A smaller number of customers, 36.8%, prefer to bank in person because they feel it affords greater security. This is a harder anxiety to appease. As long as security standards are applied correctly, online banking is not in itself an unsafe activity. Rather, it is possible that alarming news stories about fraud, hacking, and cybercrime have made customers wary of managing their finances online. 

Finally, people needing to deal in cash is a major factor in the continued survival of the bank branch. Cash transactions, payments, and interactions predominantly occur in branches. In fact, 53% of customers who use branch services said they did so because it affords easier access to cash. While there is less that conversational AI and chatbot developers can do to directly address this problem, it’s likely that the issue will decline over time as major economies transition into cashless societies. Again, the pandemic has done much to advance this trend. In 2021, only 19% of transactions in the US involved cash, and in the UK this number was 1 in 6. As cash transactions continue to decline, the role played by the physical bank branch is likely to decline considerably. 

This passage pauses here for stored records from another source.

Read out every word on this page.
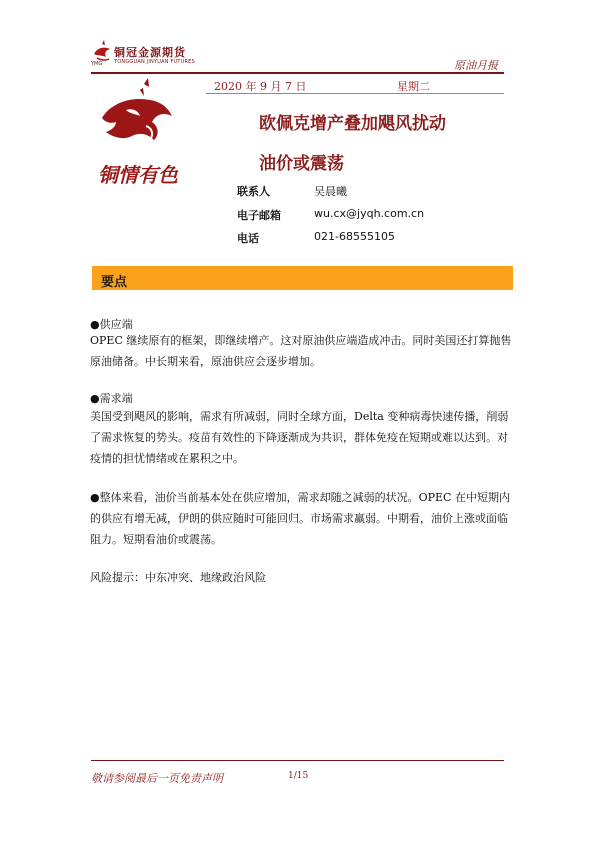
铜冠金源期货
TONGGUAN JINYUAN FUTURES
YMG	原油月报
2020 年 9 月 7 日	星期二
铜情有色
欧佩克增产叠加飓风扰动
油价或震荡
联系人	吴晨曦
电子邮箱	wu.cx@jyqh.com.cn
电话	021-68555105
要点
●供应端
OPEC 继续原有的框架，即继续增产。这对原油供应端造成冲击。同时美国还打算抛售原油储备。中长期来看，原油供应会逐步增加。
●需求端
美国受到飓风的影响，需求有所减弱，同时全球方面，Delta 变种病毒快速传播，削弱了需求恢复的势头。疫苗有效性的下降逐渐成为共识，群体免疫在短期或难以达到。对疫情的担忧情绪或在累积之中。
●整体来看，油价当前基本处在供应增加，需求却随之减弱的状况。OPEC 在中短期内的供应有增无减，伊朗的供应随时可能回归。市场需求羸弱。中期看，油价上涨或面临阻力。短期看油价或震荡。
风险提示：中东冲突、地缘政治风险
敬请参阅最后一页免责声明	1/15
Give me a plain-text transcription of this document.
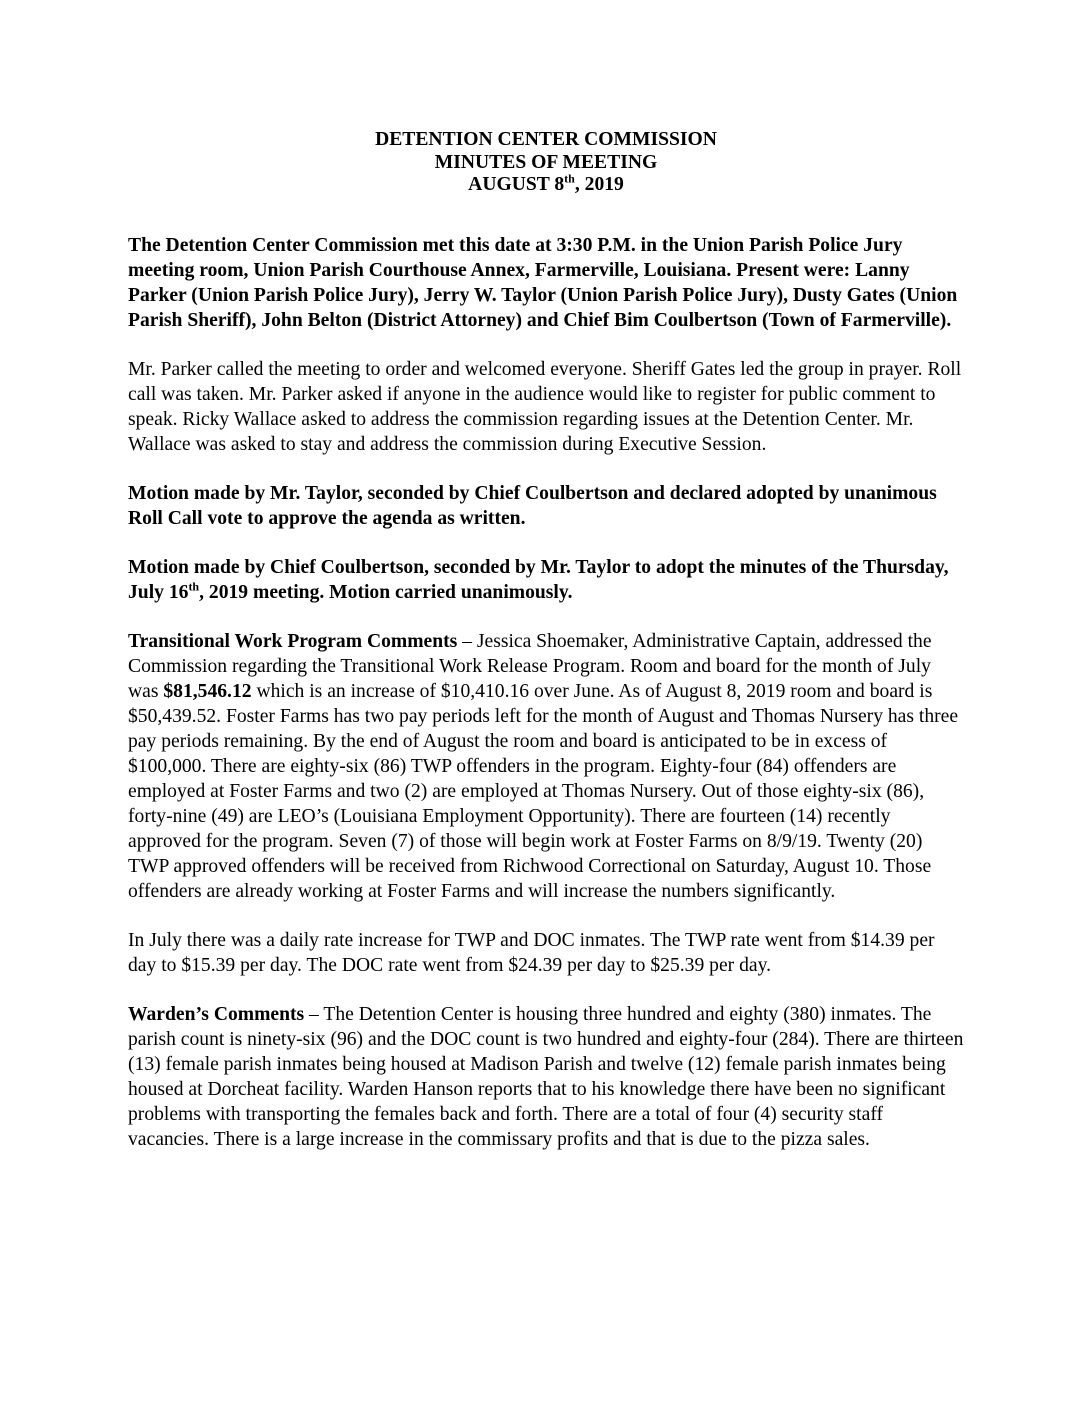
DETENTION CENTER COMMISSION
MINUTES OF MEETING
AUGUST 8th, 2019

The Detention Center Commission met this date at 3:30 P.M. in the Union Parish Police Jury meeting room, Union Parish Courthouse Annex, Farmerville, Louisiana. Present were: Lanny Parker (Union Parish Police Jury), Jerry W. Taylor (Union Parish Police Jury), Dusty Gates (Union Parish Sheriff), John Belton (District Attorney) and Chief Bim Coulbertson (Town of Farmerville).

Mr. Parker called the meeting to order and welcomed everyone. Sheriff Gates led the group in prayer. Roll call was taken. Mr. Parker asked if anyone in the audience would like to register for public comment to speak. Ricky Wallace asked to address the commission regarding issues at the Detention Center. Mr. Wallace was asked to stay and address the commission during Executive Session.

Motion made by Mr. Taylor, seconded by Chief Coulbertson and declared adopted by unanimous Roll Call vote to approve the agenda as written.

Motion made by Chief Coulbertson, seconded by Mr. Taylor to adopt the minutes of the Thursday, July 16th, 2019 meeting. Motion carried unanimously.

Transitional Work Program Comments – Jessica Shoemaker, Administrative Captain, addressed the Commission regarding the Transitional Work Release Program. Room and board for the month of July was $81,546.12 which is an increase of $10,410.16 over June. As of August 8, 2019 room and board is $50,439.52. Foster Farms has two pay periods left for the month of August and Thomas Nursery has three pay periods remaining. By the end of August the room and board is anticipated to be in excess of $100,000. There are eighty-six (86) TWP offenders in the program. Eighty-four (84) offenders are employed at Foster Farms and two (2) are employed at Thomas Nursery. Out of those eighty-six (86), forty-nine (49) are LEO’s (Louisiana Employment Opportunity). There are fourteen (14) recently approved for the program. Seven (7) of those will begin work at Foster Farms on 8/9/19. Twenty (20) TWP approved offenders will be received from Richwood Correctional on Saturday, August 10. Those offenders are already working at Foster Farms and will increase the numbers significantly.

In July there was a daily rate increase for TWP and DOC inmates. The TWP rate went from $14.39 per day to $15.39 per day. The DOC rate went from $24.39 per day to $25.39 per day.

Warden’s Comments – The Detention Center is housing three hundred and eighty (380) inmates. The parish count is ninety-six (96) and the DOC count is two hundred and eighty-four (284). There are thirteen (13) female parish inmates being housed at Madison Parish and twelve (12) female parish inmates being housed at Dorcheat facility. Warden Hanson reports that to his knowledge there have been no significant problems with transporting the females back and forth. There are a total of four (4) security staff vacancies. There is a large increase in the commissary profits and that is due to the pizza sales.
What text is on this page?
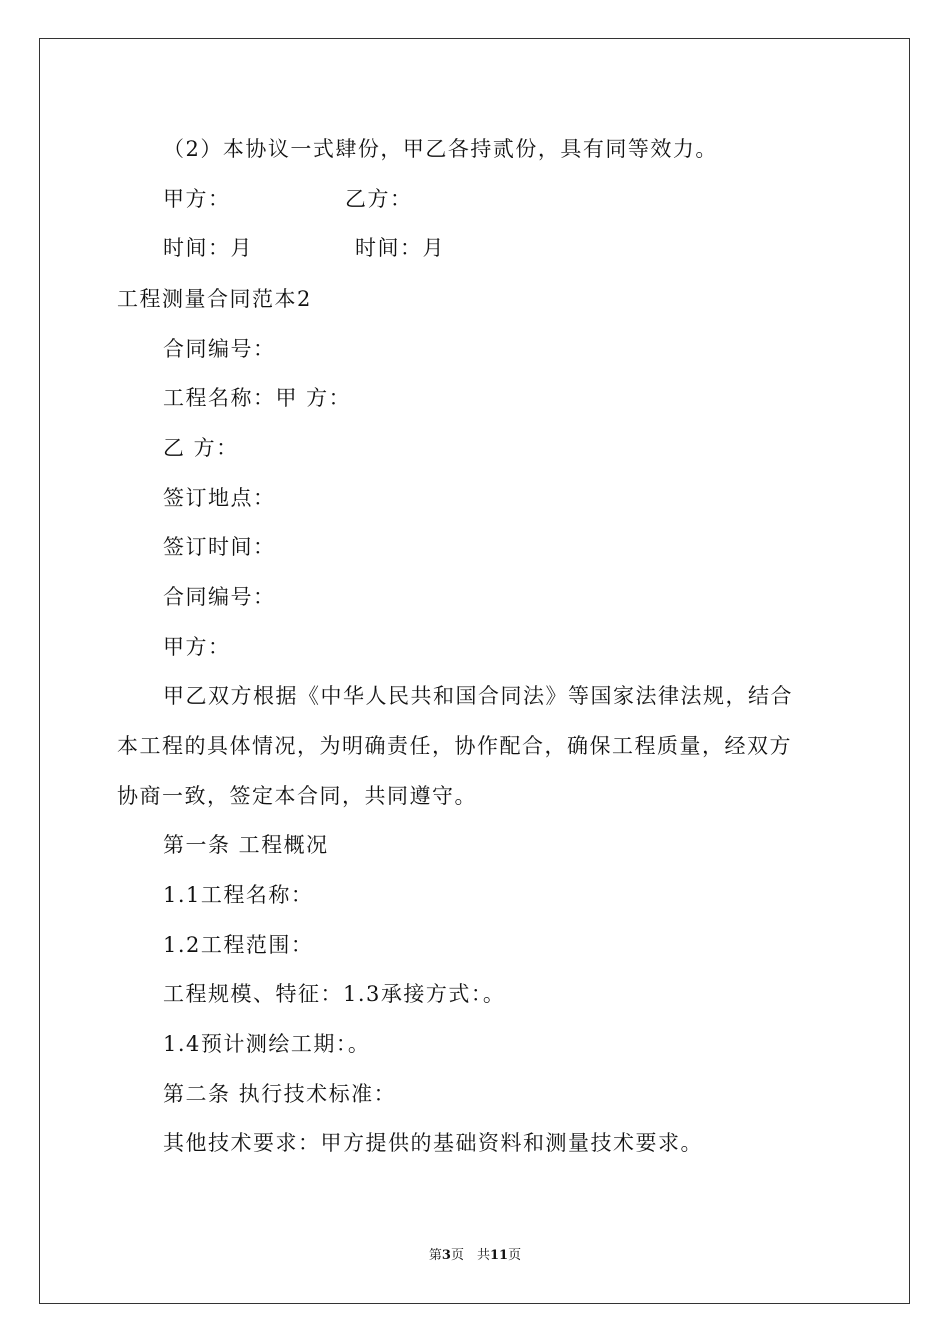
（2）本协议一式肆份，甲乙各持贰份，具有同等效力。
甲方：	乙方：
时间：月	时间：月
工程测量合同范本2
合同编号：
工程名称：甲 方：
乙 方：
签订地点：
签订时间：
合同编号：
甲方：
甲乙双方根据《中华人民共和国合同法》等国家法律法规，结合
本工程的具体情况，为明确责任，协作配合，确保工程质量，经双方
协商一致，签定本合同，共同遵守。
第一条 工程概况
1.1工程名称：
1.2工程范围：
工程规模、特征：1.3承接方式：。
1.4预计测绘工期：。
第二条 执行技术标准：
其他技术要求：甲方提供的基础资料和测量技术要求。
第3页　共11页
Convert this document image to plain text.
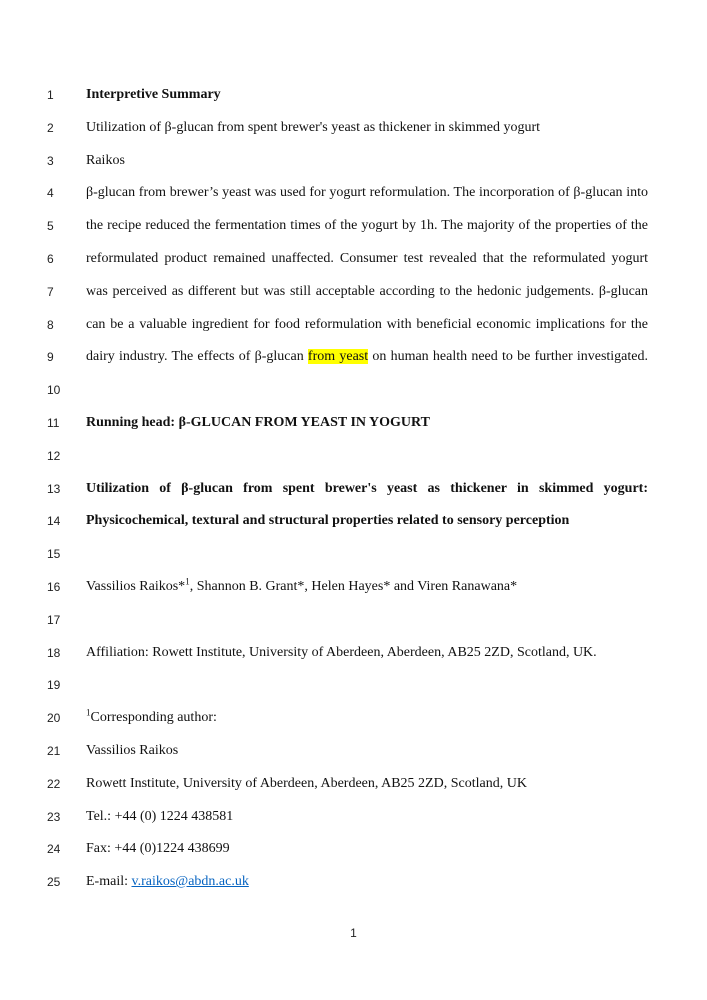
1	Interpretive Summary
2	Utilization of β-glucan from spent brewer's yeast as thickener in skimmed yogurt
3	Raikos
4	β-glucan from brewer’s yeast was used for yogurt reformulation. The incorporation of β-glucan into
5	the recipe reduced the fermentation times of the yogurt by 1h. The majority of the properties of the
6	reformulated product remained unaffected. Consumer test revealed that the reformulated yogurt
7	was perceived as different but was still acceptable according to the hedonic judgements. β-glucan
8	can be a valuable ingredient for food reformulation with beneficial economic implications for the
9	dairy industry. The effects of β-glucan from yeast on human health need to be further investigated.
10
11	Running head: β-GLUCAN FROM YEAST IN YOGURT
12
13	Utilization of β-glucan from spent brewer's yeast as thickener in skimmed yogurt:
14	Physicochemical, textural and structural properties related to sensory perception
15
16	Vassilios Raikos*$^1$, Shannon B. Grant*, Helen Hayes* and Viren Ranawana*
17
18	Affiliation: Rowett Institute, University of Aberdeen, Aberdeen, AB25 2ZD, Scotland, UK.
19
20	$^1$Corresponding author:
21	Vassilios Raikos
22	Rowett Institute, University of Aberdeen, Aberdeen, AB25 2ZD, Scotland, UK
23	Tel.: +44 (0) 1224 438581
24	Fax: +44 (0)1224 438699
25	E-mail: v.raikos@abdn.ac.uk
1
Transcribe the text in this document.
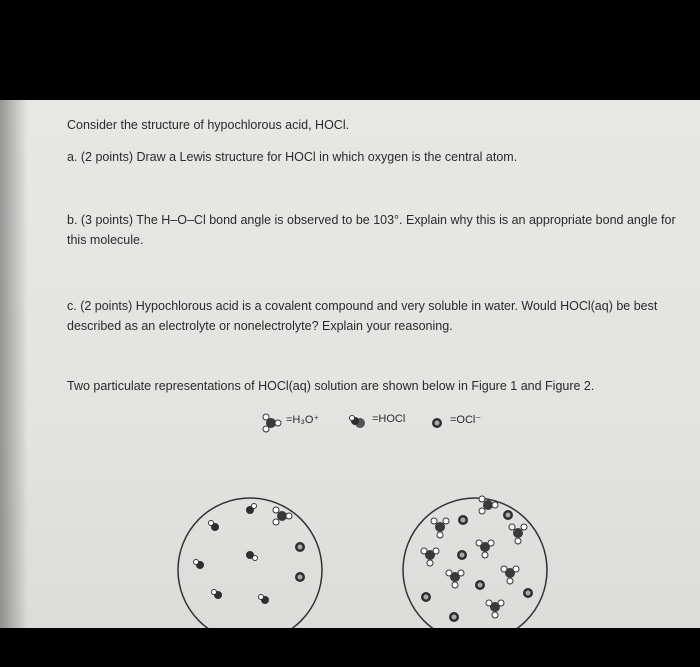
Consider the structure of hypochlorous acid, HOCl.
a. (2 points) Draw a Lewis structure for HOCl in which oxygen is the central atom.
b. (3 points) The H–O–Cl bond angle is observed to be 103°. Explain why this is an appropriate bond angle for this molecule.
c. (2 points) Hypochlorous acid is a covalent compound and very soluble in water. Would HOCl(aq) be best described as an electrolyte or nonelectrolyte? Explain your reasoning.
Two particulate representations of HOCl(aq) solution are shown below in Figure 1 and Figure 2.
=H₃O⁺	=HOCl	=OCl⁻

What will the next generation offer?

The next generation of conversational AI technology is specifically designed to address the failures of chatbots in order to provide a more natural and human-like experience. Unlike chatbots, this next-generation tech is able to understand natural language and respond in a way that’s more natural, engaging, and accessible for humans. This makes them much more flexible when it comes to responding to customer queries. 

Next-gen conversational AI is also much better at understanding the context that surrounds a customer’s query. These services examine the full history and context of a conversation in order to select the most appropriate response. This allows them to provide more relevant and helpful responses. Building bots capable of holding more natural-sounding conversations is crucial in making digital banking appealing to those who still use bank branches to more easily access in-person advice. And a more convincingly human-like experience is more likely to win the trust and confidence of customers. 

Likewise, banks need conversational AI tech that can offer a more personalised service and meet the unique needs of each individual customer. While one-size-fits-all solutions might eventually be able to automate a large number of customer service requests, a personalised service is crucial for winning over those customers who remain hesitant about switching to digital banking. 

Fortunately, the next generation of conversational AI technology, such as the kind provided by action.ai, is designed from the ground up to address the failure of chatbots and to appeal to the kind of customers who would usually bank in branch. Our technology allows banks to provide a more natural and human-like experience that’s both flexible and helpful. It is exactly this new generation of conversational AI technology that is set to revolutionise the way banks interact with customers.